The Telegraph article a few weeks ago mentioned a theory that now we have fairly good abilities to rise be clever and poor and rise that those at the bottom are those that should be because they aren't clever and have problems and their children who are there are rightly there because there is equality of opportunity and they are where they are because of Eq of oppo not because there is no equality of opportunity. In other words as always some people will be born with IQ of 90 etc and then find school difficult. As how we are born is important as well as our family presumably everyone who knows children are born different from each other accepts that you cannot even that out.

Anna8888 · 13/06/2007 08:31

Blu - but there is no absolute standard for three year olds, only a relative standard. And the benchmark that holds for all of us in a globalised economy is what the most intelligent children are able to attain aged 3 (or at whatever age we choose to hold the test).

I think it's both very interesting and rather worrying that such huge gaps appear in achievement so early on in life. But it doesn't surprise me one little bit.

I shall go back to reading to my daughter (2.7) before taking her to the Jardin du Luxembourg playground where she just loves the climbing frames for the over 7s...

Cammelia · 13/06/2007 08:34

Anna8888 can I just hijack a minute to ask you a quick qeustion? You say lower down you live in Paris - are your children at school there?

Anna8888 · 13/06/2007 08:36

Cammelia - yes. My stepsons are at French school in Neuilly-sur-Seine, and my daughter is about to start école maternelle at the Ecole Active Bilingue in September. How can I help?

SSSandy2 · 13/06/2007 08:40

In Germany we are often told that research shows the single most important factor in deciding a dc's academic achievement will be the level of education attained by the mother.

Judy1234 · 13/06/2007 08:43

I've read that oto although that's only in very sexist countries like Germany where women are encourages to stay at home as housewives. In a lot of English households women work as long if not longer hours than their husbands and fathers are as much an influence as mothers and we have 250,000 house husbands who presumably don't like to hear that comment.

Anna8888 · 13/06/2007 08:44

SSSandy2 - same here in France, they believe that the single greatest influence on a child's level of educational attainment is the mother, or primary caregiver's level of attainment.
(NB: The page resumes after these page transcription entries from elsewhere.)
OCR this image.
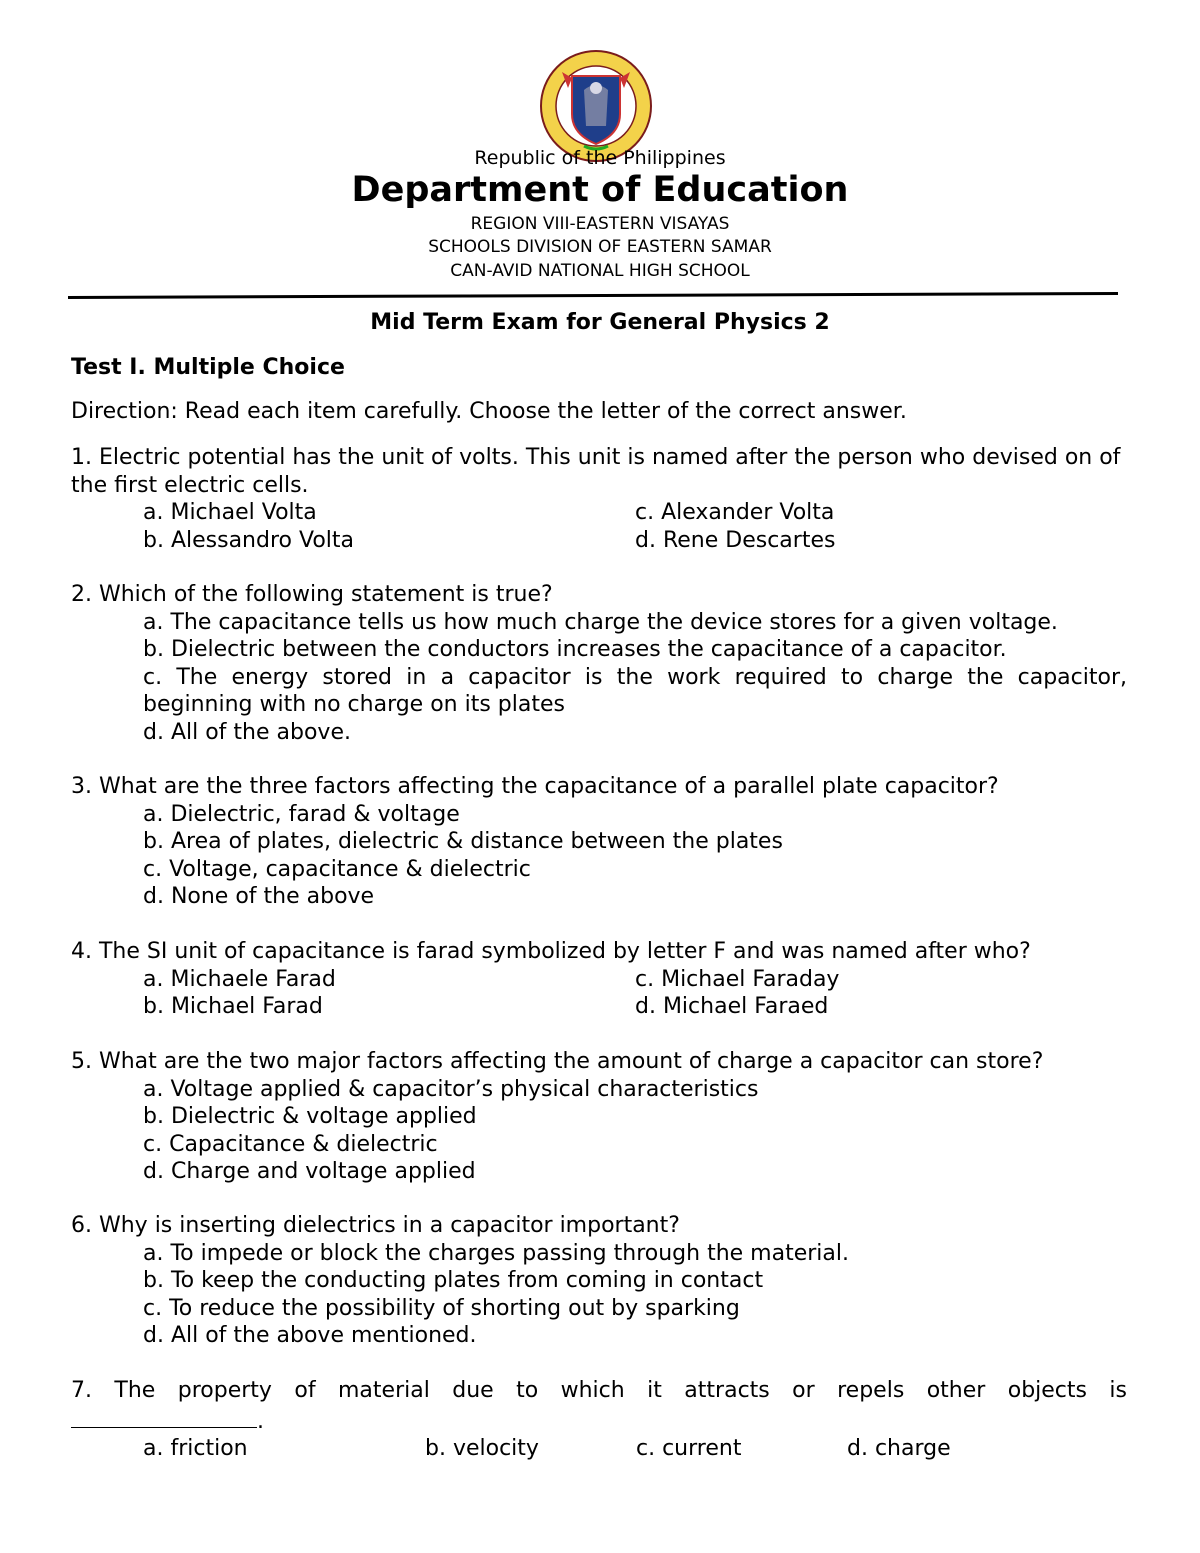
Republic of the Philippines
Department of Education
REGION VIII-EASTERN VISAYAS
SCHOOLS DIVISION OF EASTERN SAMAR
CAN-AVID NATIONAL HIGH SCHOOL
Mid Term Exam for General Physics 2
Test I. Multiple Choice
Direction: Read each item carefully. Choose the letter of the correct answer.
1. Electric potential has the unit of volts. This unit is named after the person who devised on of the first electric cells.
a. Michael Volta	c. Alexander Volta
b. Alessandro Volta	d. Rene Descartes
2. Which of the following statement is true?
a. The capacitance tells us how much charge the device stores for a given voltage.
b. Dielectric between the conductors increases the capacitance of a capacitor.
c. The energy stored in a capacitor is the work required to charge the capacitor,
beginning with no charge on its plates
d. All of the above.
3. What are the three factors affecting the capacitance of a parallel plate capacitor?
a. Dielectric, farad & voltage
b. Area of plates, dielectric & distance between the plates
c. Voltage, capacitance & dielectric
d. None of the above
4. The SI unit of capacitance is farad symbolized by letter F and was named after who?
a. Michaele Farad	c. Michael Faraday
b. Michael Farad	d. Michael Faraed
5. What are the two major factors affecting the amount of charge a capacitor can store?
a. Voltage applied & capacitor’s physical characteristics
b. Dielectric & voltage applied
c. Capacitance & dielectric
d. Charge and voltage applied
6. Why is inserting dielectrics in a capacitor important?
a. To impede or block the charges passing through the material.
b. To keep the conducting plates from coming in contact
c. To reduce the possibility of shorting out by sparking
d. All of the above mentioned.
7. The property of material due to which it attracts or repels other objects is
.
a. friction	b. velocity	c. current	d. charge
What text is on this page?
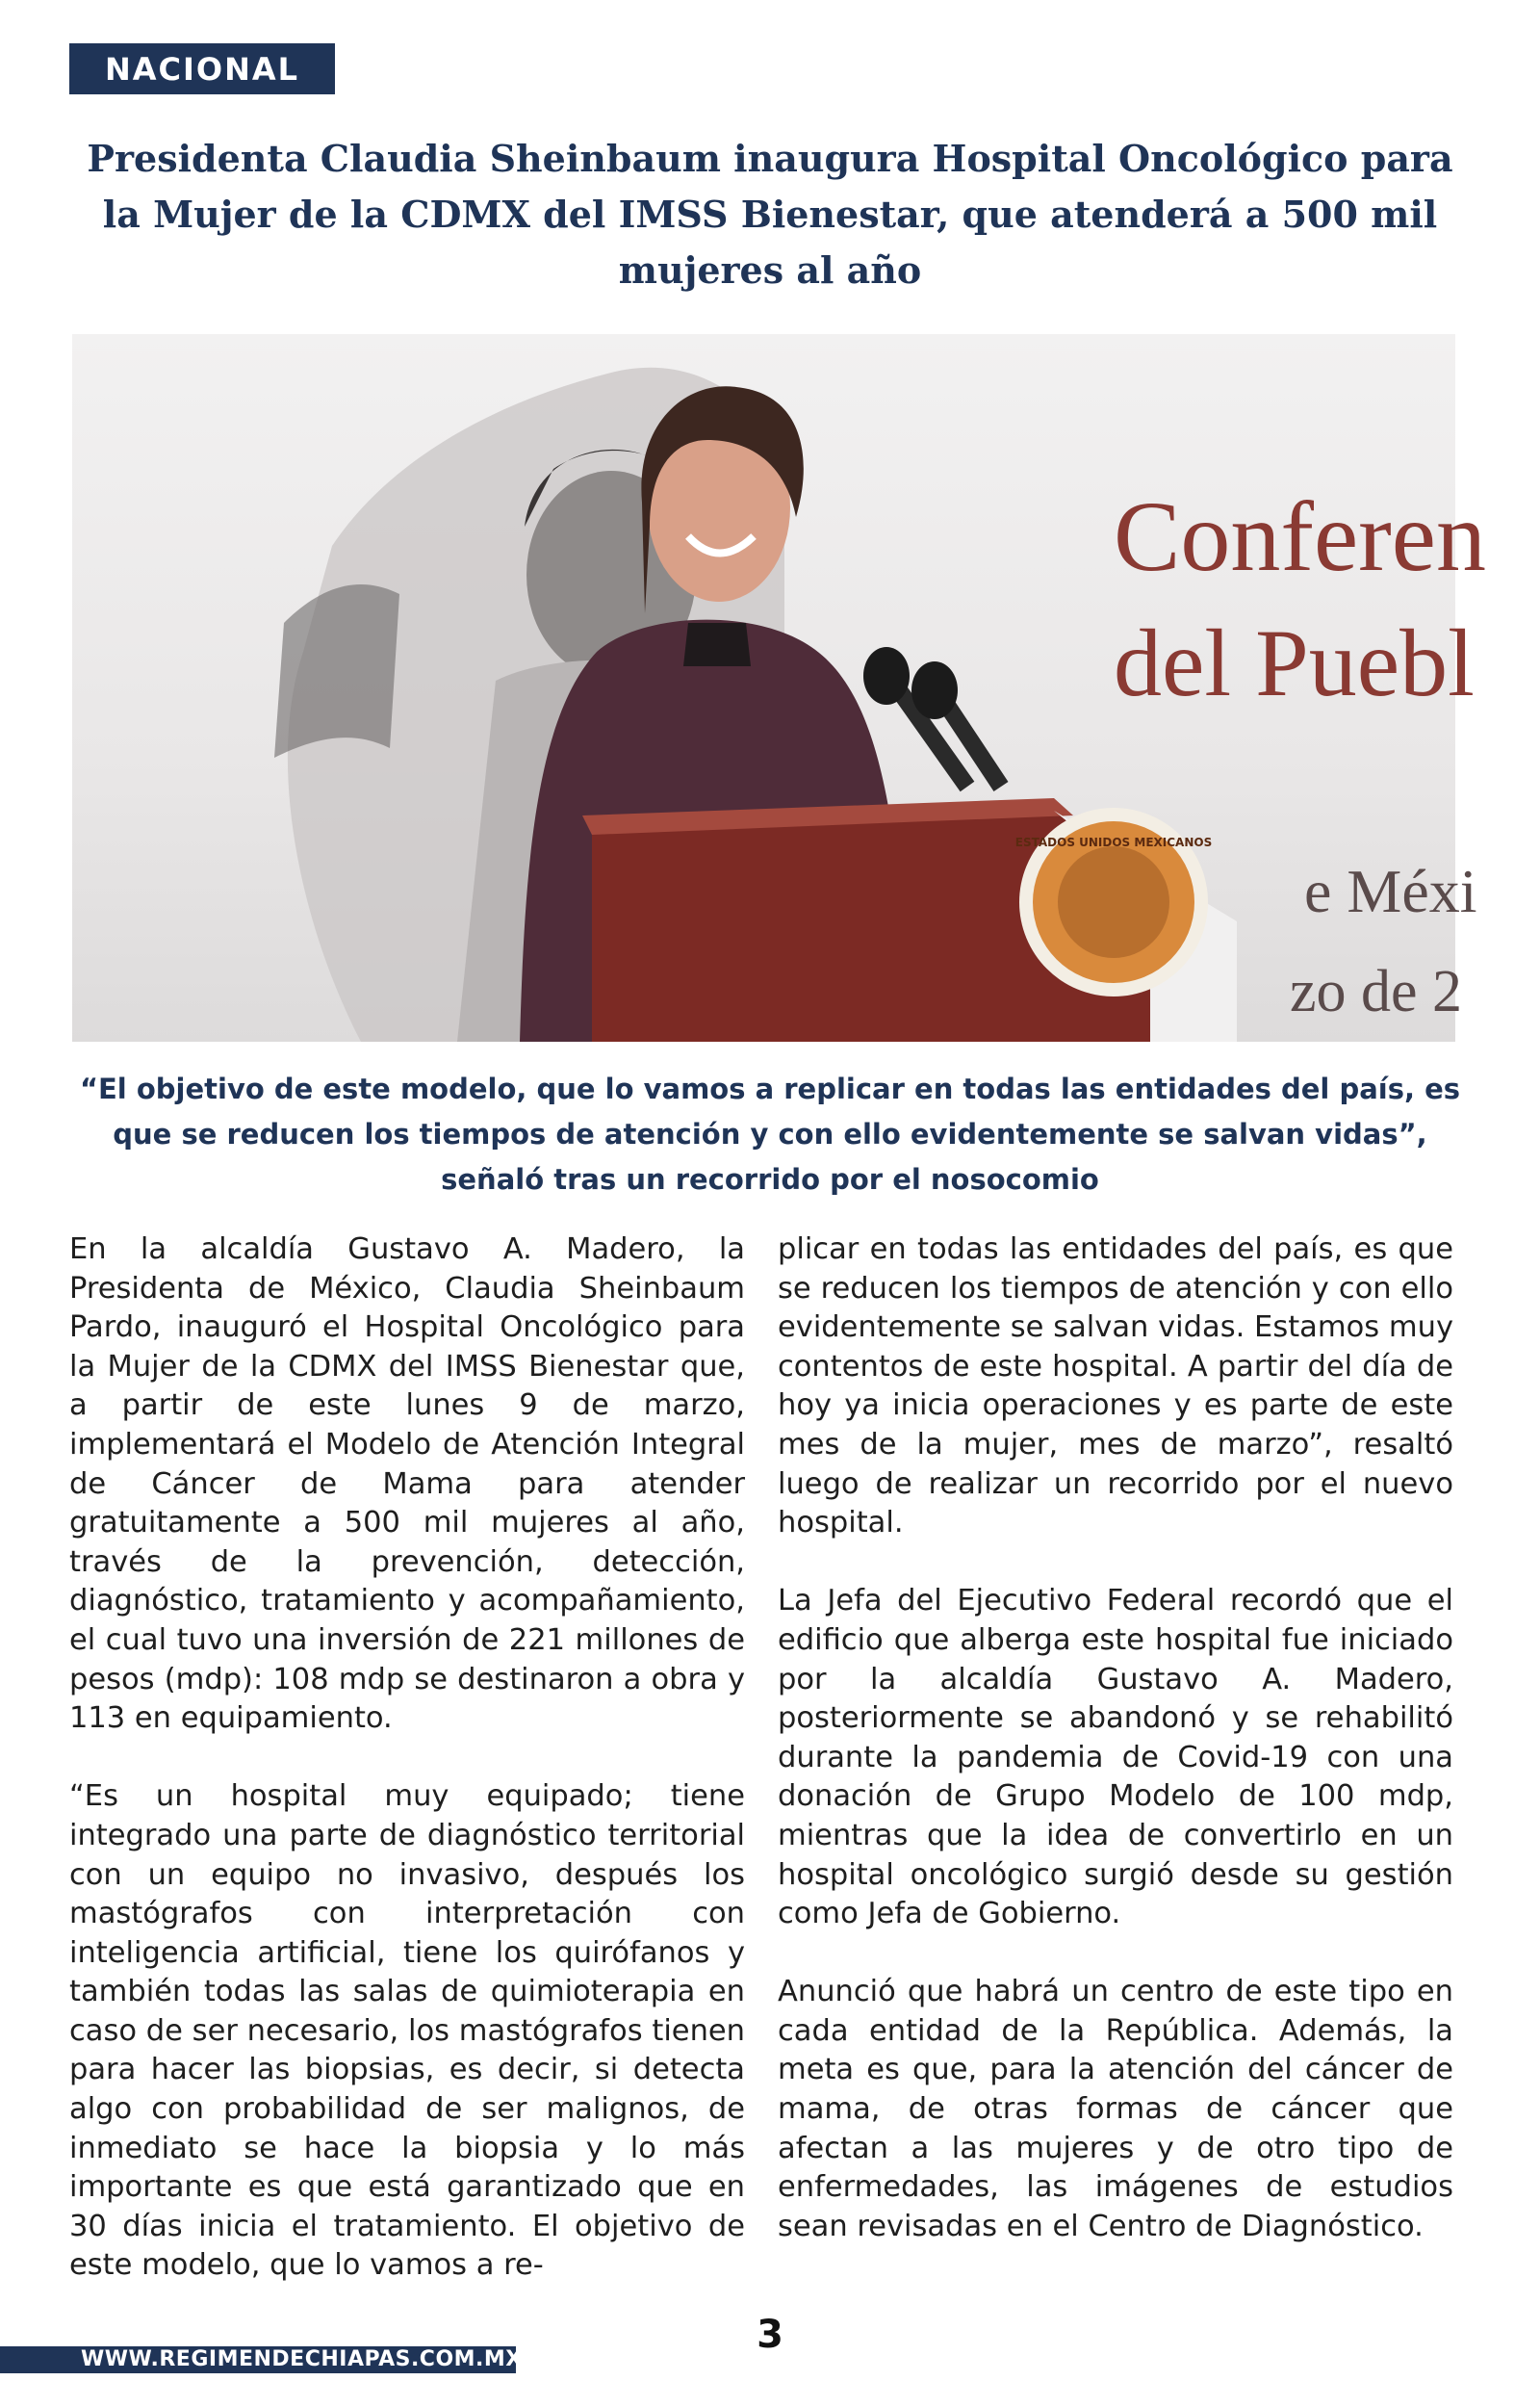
NACIONAL
Presidenta Claudia Sheinbaum inaugura Hospital Oncológico para la Mujer de la CDMX del IMSS Bienestar, que atenderá a 500 mil mujeres al año
Conferen
del Puebl
e Méxi
zo de 2
ESTADOS UNIDOS MEXICANOS

“El objetivo de este modelo, que lo vamos a replicar en todas las entidades del país, es que se reducen los tiempos de atención y con ello evidentemente se salvan vidas”, señaló tras un recorrido por el nosocomio

En la alcaldía Gustavo A. Madero, la Presidenta de México, Claudia Sheinbaum Pardo, inauguró el Hospital Oncológico para la Mujer de la CDMX del IMSS Bienestar que, a partir de este lunes 9 de marzo, implementará el Modelo de Atención Integral de Cáncer de Mama para atender gratuitamente a 500 mil mujeres al año, través de la prevención, detección, diagnóstico, tratamiento y acompañamiento, el cual tuvo una inversión de 221 millones de pesos (mdp): 108 mdp se destinaron a obra y 113 en equipamiento.

“Es un hospital muy equipado; tiene integrado una parte de diagnóstico territorial con un equipo no invasivo, después los mastógrafos con interpretación con inteligencia artificial, tiene los quirófanos y también todas las salas de quimioterapia en caso de ser necesario, los mastógrafos tienen para hacer las biopsias, es decir, si detecta algo con probabilidad de ser malignos, de inmediato se hace la biopsia y lo más importante es que está garantizado que en 30 días inicia el tratamiento. El objetivo de este modelo, que lo vamos a re-

plicar en todas las entidades del país, es que se reducen los tiempos de atención y con ello evidentemente se salvan vidas. Estamos muy contentos de este hospital. A partir del día de hoy ya inicia operaciones y es parte de este mes de la mujer, mes de marzo”, resaltó luego de realizar un recorrido por el nuevo hospital.

La Jefa del Ejecutivo Federal recordó que el edificio que alberga este hospital fue iniciado por la alcaldía Gustavo A. Madero, posteriormente se abandonó y se rehabilitó durante la pandemia de Covid-19 con una donación de Grupo Modelo de 100 mdp, mientras que la idea de convertirlo en un hospital oncológico surgió desde su gestión como Jefa de Gobierno.

Anunció que habrá un centro de este tipo en cada entidad de la República. Además, la meta es que, para la atención del cáncer de mama, de otras formas de cáncer que afectan a las mujeres y de otro tipo de enfermedades, las imágenes de estudios sean revisadas en el Centro de Diagnóstico.

WWW.REGIMENDECHIAPAS.COM.MX
3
Which is why I am always surprised that so many educated French women choose such direly undereducated childcarers and leave them together for so many hours a day. There is very little in the way of activities for toddlers here to create additional stimulation.

Cammelia · 13/06/2007 08:58

Oh Anna, thanks. I was just wondering what the schools for English speaking children are like in Paris. Are they all private, I ahve heard of the British School in Paris for example.